Halo hat einen Termin. Das Remake des allerersten Serienteils für die allererste Xbox kommt im Sommer auf den PC und Konsolen – auch die von Sony. Der Umfang des Originals wird um drei neue Missionen ergänzt, die vor der eigentlichen Haupthandlung spielen. Worum es geht, zeigt Microsoft erstmals.
Der „New Missions Trailer“ vermittelt einen Eindruck von den drei neuen Missionen, die den Master Chief und Sgt. Johnson bei einem Einsatz hinter feindlichen Linien zeigen. Ein Jahr vor den Ereignissen in Halo entern beide ein Forschungsschiff der Covenant mit dem Ziel, dort Daten zu stehlen. Dort treffen sie auf neue Varianten bekannter Gegner, während ihnen im Kampf Waffen aus anderen Halo-Teilen zur Verfügung stehen. Zugleich gewährt der Trailer einen Blick auf die nun zeitgemäße Grafik auf Basis der Unreal Engine 5.
Neben der neuen Grafik bietet Campaign Evolved einen lokalen Splitscreen-Modus für zwei Spieler sowie einen kooperativen Online-Modus für vier Spieler, für den die Kampagne angepasst wurde. Das Ziel des Remakes ist es dabei, das Feeling des Klassikers zu bewahren, es aber in einem nach modernen Standards runden Spiel zu vermitteln. Campaign Evolved soll sich also so spielen, wie man es in Erinnerung hat, nicht wie es sich tatsächlich spielt.

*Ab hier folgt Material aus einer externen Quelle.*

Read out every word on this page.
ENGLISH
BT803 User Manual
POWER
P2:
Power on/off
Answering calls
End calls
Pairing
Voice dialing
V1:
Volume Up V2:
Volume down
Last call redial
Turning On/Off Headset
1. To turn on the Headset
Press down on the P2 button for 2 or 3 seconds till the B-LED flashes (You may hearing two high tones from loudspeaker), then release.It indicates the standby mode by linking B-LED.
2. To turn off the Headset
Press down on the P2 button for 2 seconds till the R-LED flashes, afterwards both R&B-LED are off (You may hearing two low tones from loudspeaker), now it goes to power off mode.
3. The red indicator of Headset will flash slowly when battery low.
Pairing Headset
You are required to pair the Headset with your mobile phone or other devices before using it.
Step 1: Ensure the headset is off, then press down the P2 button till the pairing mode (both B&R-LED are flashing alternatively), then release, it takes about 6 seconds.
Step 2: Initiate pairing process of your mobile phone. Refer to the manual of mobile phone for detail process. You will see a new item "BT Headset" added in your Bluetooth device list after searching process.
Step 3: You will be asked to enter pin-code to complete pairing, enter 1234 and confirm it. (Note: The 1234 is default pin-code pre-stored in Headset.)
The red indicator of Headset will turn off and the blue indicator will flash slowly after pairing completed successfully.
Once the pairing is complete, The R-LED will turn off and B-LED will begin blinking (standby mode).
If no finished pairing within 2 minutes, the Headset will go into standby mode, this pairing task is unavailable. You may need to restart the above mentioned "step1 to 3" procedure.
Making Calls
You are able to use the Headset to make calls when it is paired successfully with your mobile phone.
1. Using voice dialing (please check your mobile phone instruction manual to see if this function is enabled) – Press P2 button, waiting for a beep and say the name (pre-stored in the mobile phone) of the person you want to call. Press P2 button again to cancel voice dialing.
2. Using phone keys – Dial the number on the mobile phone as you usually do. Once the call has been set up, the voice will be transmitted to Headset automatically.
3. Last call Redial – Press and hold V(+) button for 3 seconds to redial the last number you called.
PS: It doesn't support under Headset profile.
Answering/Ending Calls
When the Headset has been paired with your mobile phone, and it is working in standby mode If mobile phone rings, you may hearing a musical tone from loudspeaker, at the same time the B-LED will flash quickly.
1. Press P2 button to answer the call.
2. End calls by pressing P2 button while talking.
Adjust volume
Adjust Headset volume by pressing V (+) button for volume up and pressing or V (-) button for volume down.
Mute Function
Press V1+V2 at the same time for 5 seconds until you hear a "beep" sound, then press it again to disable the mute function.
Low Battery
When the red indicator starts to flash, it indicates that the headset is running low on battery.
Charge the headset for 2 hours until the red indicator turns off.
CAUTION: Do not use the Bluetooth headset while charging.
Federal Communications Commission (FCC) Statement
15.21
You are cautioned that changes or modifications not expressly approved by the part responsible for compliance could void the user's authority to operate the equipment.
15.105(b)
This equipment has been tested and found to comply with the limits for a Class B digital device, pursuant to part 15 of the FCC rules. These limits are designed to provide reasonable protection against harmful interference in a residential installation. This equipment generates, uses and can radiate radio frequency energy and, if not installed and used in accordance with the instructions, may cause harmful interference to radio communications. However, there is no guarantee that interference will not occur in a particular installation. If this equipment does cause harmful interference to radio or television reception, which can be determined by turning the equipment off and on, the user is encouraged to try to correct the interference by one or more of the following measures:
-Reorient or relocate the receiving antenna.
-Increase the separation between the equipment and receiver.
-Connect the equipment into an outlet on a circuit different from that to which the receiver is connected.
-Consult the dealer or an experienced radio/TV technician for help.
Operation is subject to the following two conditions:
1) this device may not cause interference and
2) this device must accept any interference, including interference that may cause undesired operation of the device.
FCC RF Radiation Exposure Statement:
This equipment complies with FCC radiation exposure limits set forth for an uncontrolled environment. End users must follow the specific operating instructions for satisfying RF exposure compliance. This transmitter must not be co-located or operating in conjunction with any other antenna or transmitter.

Animationen und Vertonungen wurden dazu überarbeitet, die Kampagne geschliffen, damit sie sich flüssiger spielt, Wegfindung und Navigation verbessert. An vielen Stellen sollen Missionen angepasst und mit mehr Umgebungskontext versehen werden, um die Story präsent zu halten. Darüber hinaus können Spieler nun alle Waffen aufheben, Fahrzeuge stehlen, Herausforderungen zuschalten – und optional sprinten. Das ging in den ersten Halo-Teilen noch nicht.
Plattformen, Termin und Editionen
Los geht es auf der Xbox, dem PC und der PlayStation 5 am 23. Juli für Käufer der Premium Edition für rund 80 Euro. Sie enthält zusätzliche Skins sowie die „Story & Art Collection“ in digitaler Form sowie ein digitales Spielhandbuch im Stil der Anleitung des ersten Halo. Darüber hinaus kann über HaloWaypoint eine Sammlerausgabe für 200 Euro bestellt werden, die eine rund 30 Zentimeter hohe Statue des Master Chief und einen LED-Chip von Cortana enthält. Käufer der 60 Euro teuren Standardversion müssen sich bis zum 28. Juli gedulden.